Molecular analysis of neural crest migration

Abstract

The neural crest (NC) cells have been called the 'explorers of the embryos' because they migrate all over the embryo where they differentiate into a variety of diverse kinds of cells. In this work, we analyse the role of different molecules controlling the migration of NC cells. First, we describe the strong similarity between the process of NC migration and metastasis in tumour cells. The epithelial-mesenchymal transition process that both kinds of cells undergo is controlled by the same molecular machinery, including cadherins, connexins, Snail and Twist genes and matrix metalloproteases. Second, we analysed the molecular signals that control the patterned migration of the cephalic and trunk NC cells. Most of the factors described so far, such as Eph/ephrins, semaphorins/neuropilins and Slit/Robo, are negative signals that prohibit the migration of NC cells into target areas of the embryo. Finally, we analyse how the direction of migration is controlled by regulation of cell polarity and how the planar cell polarity or non-canonical Wnt signalling is involved in this process.

Figure 1

NC migrations versus cancer metastasis. (a,b) Loss of polarity; (c,d) changes in cell adherence and cytoskeleton; (e,f) epithelial mesenchymal transition. (a,c,e) Different steps during NC migration. (b,d,f) Different steps of cell migration in cancer cells. Red letters represent factors upregulated and blue letters represent factors downregulated (purple cells, NC or metastatic cells; green cells, epidermis; blue cells, neural tube; AJ, adherence junction; TJ, tight junction; GJ, gap junction; see text for details).

Figure 2

Migration of cranial and trunk NC. Different factors that control the migration in the cranial and trunk NC are shown. Arrows represents streams of migrating NC. Cranial NC: migration in the head is controlled by Eph/ephrins and semaphorins/neuropilins. The expression of the different factors is shown in the rhombomeres (rb) and in the NC and mesoderm (nc&m). Trunk NC: migration in the trunk: I, ventromedial migration controlled by Slit/Robo; II, dorsolateral migration controlled by Eph/ephrins; III, ventromedial migration controlled by semaphorins/neuropilins. In addition, the anterior–posterior (A–P) patterning of NC migration is controlled by Eph/ephrins and semaphorins/neuropilins. See text for details.

Figure 3

Polarization of migrating NC in vivo. Differential interference contrast/time-lapse analysis of trunk NC migration in zebrafish embryos. Frames were taken every 3 min. In (a) neural tube (NT) and somites (S) are indicated (arrow, migrating NC; arrowheads, cell protrusions). (a) t=0 min, (b) t=3 min, (c) t=6 min, (d) t=9 min, (e) t=12 min and (f) t=15 min.

Figure 4

Polarization of migrating NC in vitro.
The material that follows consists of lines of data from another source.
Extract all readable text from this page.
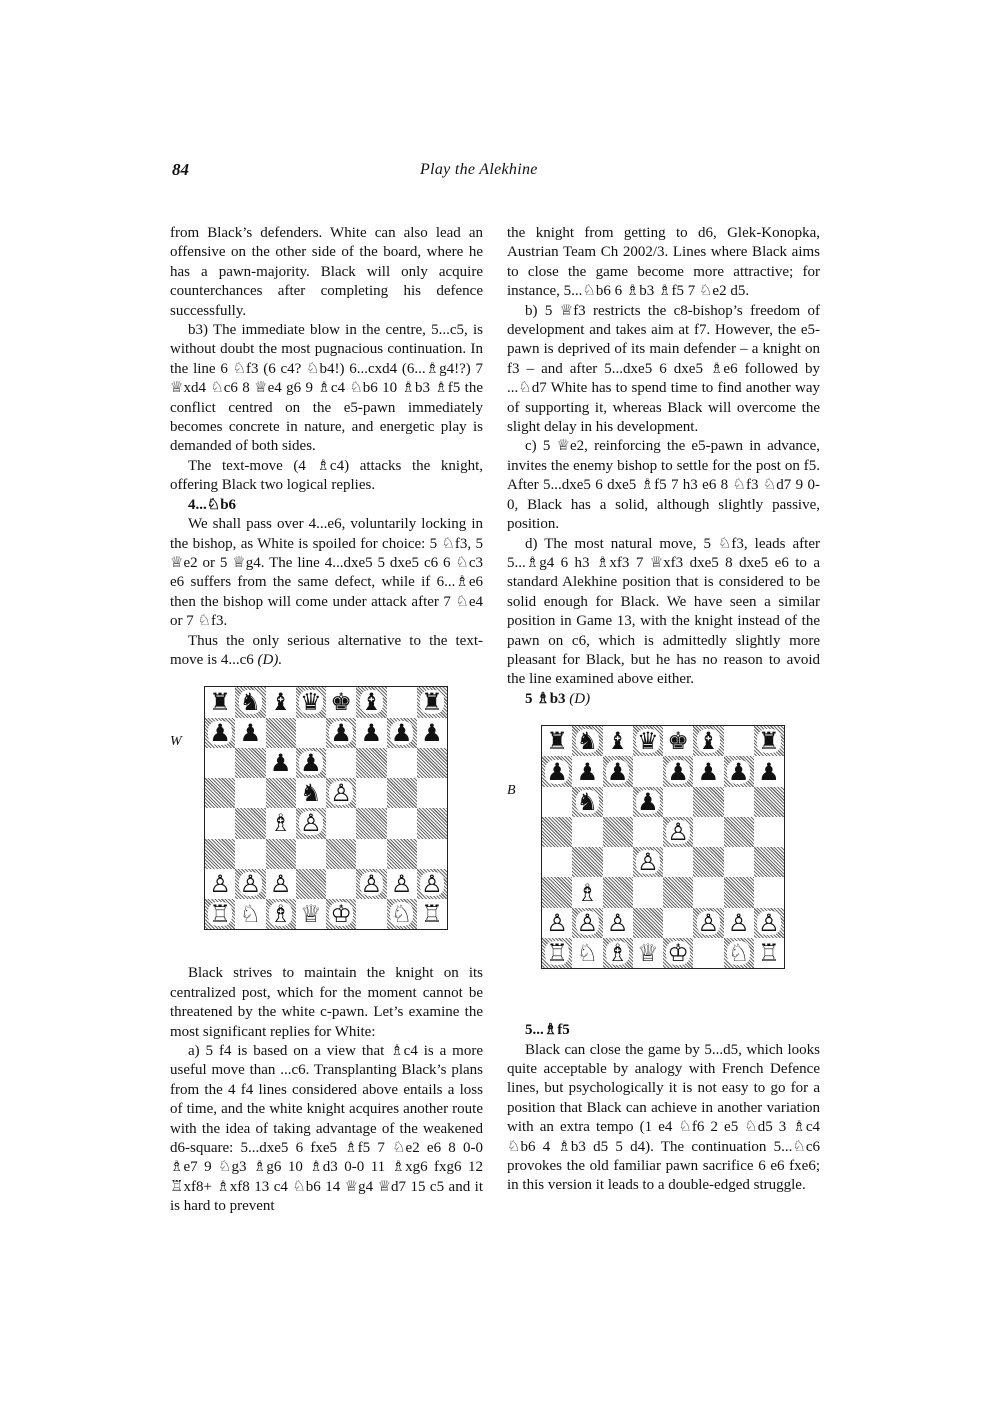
84	Play the Alekhine

from Black’s defenders. White can also lead an offensive on the other side of the board, where he has a pawn-majority. Black will only acquire counterchances after completing his defence successfully.

b3) The immediate blow in the centre, 5...c5, is without doubt the most pugnacious continuation. In the line 6 ♘f3 (6 c4? ♘b4!) 6...cxd4 (6...♗g4!?) 7 ♕xd4 ♘c6 8 ♕e4 g6 9 ♗c4 ♘b6 10 ♗b3 ♗f5 the conflict centred on the e5-pawn immediately becomes concrete in nature, and energetic play is demanded of both sides.

The text-move (4 ♗c4) attacks the knight, offering Black two logical replies.

4...♘b6

We shall pass over 4...e6, voluntarily locking in the bishop, as White is spoiled for choice: 5 ♘f3, 5 ♕e2 or 5 ♕g4. The line 4...dxe5 5 dxe5 c6 6 ♘c3 e6 suffers from the same defect, while if 6...♗e6 then the bishop will come under attack after 7 ♘e4 or 7 ♘f3.

Thus the only serious alternative to the text-move is 4...c6 (D).

W
♜ ♞ ♝ ♛ ♚ ♝ ♜
♟ ♟	♟ ♟ ♟ ♟
♟ ♟
♞ ♙
♗ ♙
♙ ♙ ♙	♙ ♙ ♙
♖ ♘ ♗ ♕ ♔ ♘ ♖

Black strives to maintain the knight on its centralized post, which for the moment cannot be threatened by the white c-pawn. Let’s examine the most significant replies for White:

a) 5 f4 is based on a view that ♗c4 is a more useful move than ...c6. Transplanting Black’s plans from the 4 f4 lines considered above entails a loss of time, and the white knight acquires another route with the idea of taking advantage of the weakened d6-square: 5...dxe5 6 fxe5 ♗f5 7 ♘e2 e6 8 0-0 ♗e7 9 ♘g3 ♗g6 10 ♗d3 0-0 11 ♗xg6 fxg6 12 ♖xf8+ ♗xf8 13 c4 ♘b6 14 ♕g4 ♕d7 15 c5 and it is hard to prevent

the knight from getting to d6, Glek-Konopka, Austrian Team Ch 2002/3. Lines where Black aims to close the game become more attractive; for instance, 5...♘b6 6 ♗b3 ♗f5 7 ♘e2 d5.

b) 5 ♕f3 restricts the c8-bishop’s freedom of development and takes aim at f7. However, the e5-pawn is deprived of its main defender – a knight on f3 – and after 5...dxe5 6 dxe5 ♗e6 followed by ...♘d7 White has to spend time to find another way of supporting it, whereas Black will overcome the slight delay in his development.

c) 5 ♕e2, reinforcing the e5-pawn in advance, invites the enemy bishop to settle for the post on f5. After 5...dxe5 6 dxe5 ♗f5 7 h3 e6 8 ♘f3 ♘d7 9 0-0, Black has a solid, although slightly passive, position.

d) The most natural move, 5 ♘f3, leads after 5...♗g4 6 h3 ♗xf3 7 ♕xf3 dxe5 8 dxe5 e6 to a standard Alekhine position that is considered to be solid enough for Black. We have seen a similar position in Game 13, with the knight instead of the pawn on c6, which is admittedly slightly more pleasant for Black, but he has no reason to avoid the line examined above either.

5 ♗b3 (D)

B
♜ ♞ ♝ ♛ ♚ ♝ ♜
♟ ♟ ♟ ♟ ♟ ♟ ♟
♞ ♟
♙
♙
♗
♙ ♙ ♙	♙ ♙ ♙
♖ ♘ ♗ ♕ ♔ ♘ ♖

5...♗f5

Black can close the game by 5...d5, which looks quite acceptable by analogy with French Defence lines, but psychologically it is not easy to go for a position that Black can achieve in another variation with an extra tempo (1 e4 ♘f6 2 e5 ♘d5 3 ♗c4 ♘b6 4 ♗b3 d5 5 d4). The continuation 5...♘c6 provokes the old familiar pawn sacrifice 6 e6 fxe6; in this version it leads to a double-edged struggle.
Scanning electron micrograph of a Xenopus NC cultured in fibronectin. The polarity of the cells can be easily distinguished, with large lamellipodia and several fillopodia at the front of the cells and a retracting protrusion at the back. Arrow indicates the direction of migration.

Figure 5

PCP control polarity of migrating NC cells. (a) Tissue polarity in Drosophila. Several PCP factors such as Fz (red line), Dsh and Stbm (blue line) are localized in a polarized manner, leading to the polarization of the cytoskeleton (red mesh represent actin) and the formation of the bristle in one end of the cell. (b) A non-polarized NC cell is shown at the back and a polarized cell at the front. Non-canonical Wnts are expressed in the direction of NC migration. The polarized NC cell is migrating on fibronectin and shows cell protrusions at the front of the cell and focal adhesion/stress fibres at the back. Polarized levels of Rho/Rac are expected. PCP signalling is required for the polarized formation of cell protrusions. The cytoskeleton and interaction with the ECM play an important role in this process.